Dáil debates

Wednesday, 18 January 2023

Capacity in the Health Services: Motion [Private Members]

 

7:00 pm

Photo of Réada CroninRéada Cronin (Kildare North, Sinn Fein) | Oireachtas source

It must be about a year since I saw an exasperated hospital consultant refer to trolley conditions in his emergency department as the warehousing of patients. In the time since, the situation has got even worse. I think I saw him again over Christmas saying the exact same thing.

Before I go any further, I want to thank the hard-working staff at Naas General Hospital who continue to work in overcrowded conditions that are too frequently appalling. They know better than anyone that the dysfunction in the health service is getting wider and deeper, while the way they are treated as workers goes from bad to worse.

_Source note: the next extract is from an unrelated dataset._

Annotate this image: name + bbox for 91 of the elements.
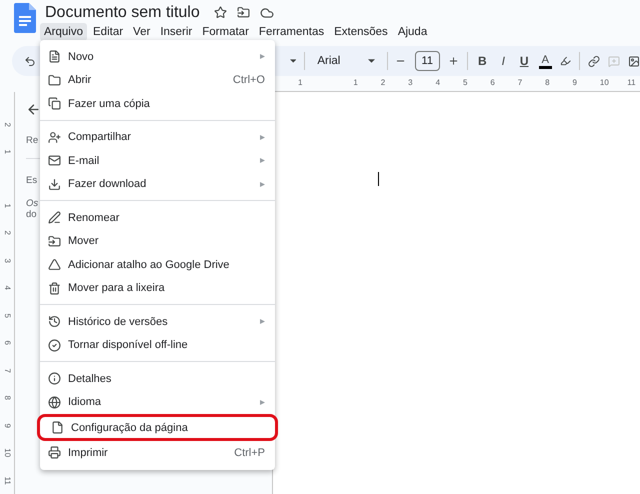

We have heard it from the non-consultant hospital doctors who are being driven to distraction by the way they are being treated by their employer, the HSE. When I talk to comrades from the North, no matter how bad the NHS is, they talk about it with respect. The people love it and the workers in it love it, but people who work for the HSE have had enough. I will stand with the workers in the HSE in their fight for better and more humane conditions. Let us face it: there is something incredibly selfish about treating the people we depend on to heal us and our loved ones so carelessly and so badly, with no regard for their well-being. That has to change. If enough people decide they want a change of Government, it will change.

Sinn Féin has a multi-annual plan to tackle capacity, be it capacity in beds, diagnostics, surgery, both acute and elective, or medical personnel.

We need change urgently in the HSE. Many of our healthcare workers want to stay and build their careers, have their families and live their lives here, which they would do if they were treated better in their conditions so that they could rent a home at a fair price, depend on public transport and have a decent life without breaking the bank. None of that is looking for too much. All of that is achievable if we put people first, value for public money first and public services first rather than a private, for-profit approach. It is achievable if we had a government thinking in terms of the economy and society, and not just the economy alone.

Despite the Taoiseach's musings that more beds might be bad for how hospitals work, the people out there, including all medical staff, know that is pure nonsense. It is difficult to hear him say that it is not just a question of getting beds in; that they must be staffed. We know that. He should stop treating the people like fools. We need more capacity to take our growing population into account. We need more hospital beds. We need at least 800, be it in acute hospital or community settings, before next winter. We need more doctors and nurses, and all the allied healthcare professionals to make sure that we make the best use of them to get the best health outcomes for people, patients and staff alike. Above all, we need long-term planning and joined-up thinking, and we need to retain the medical staff we have.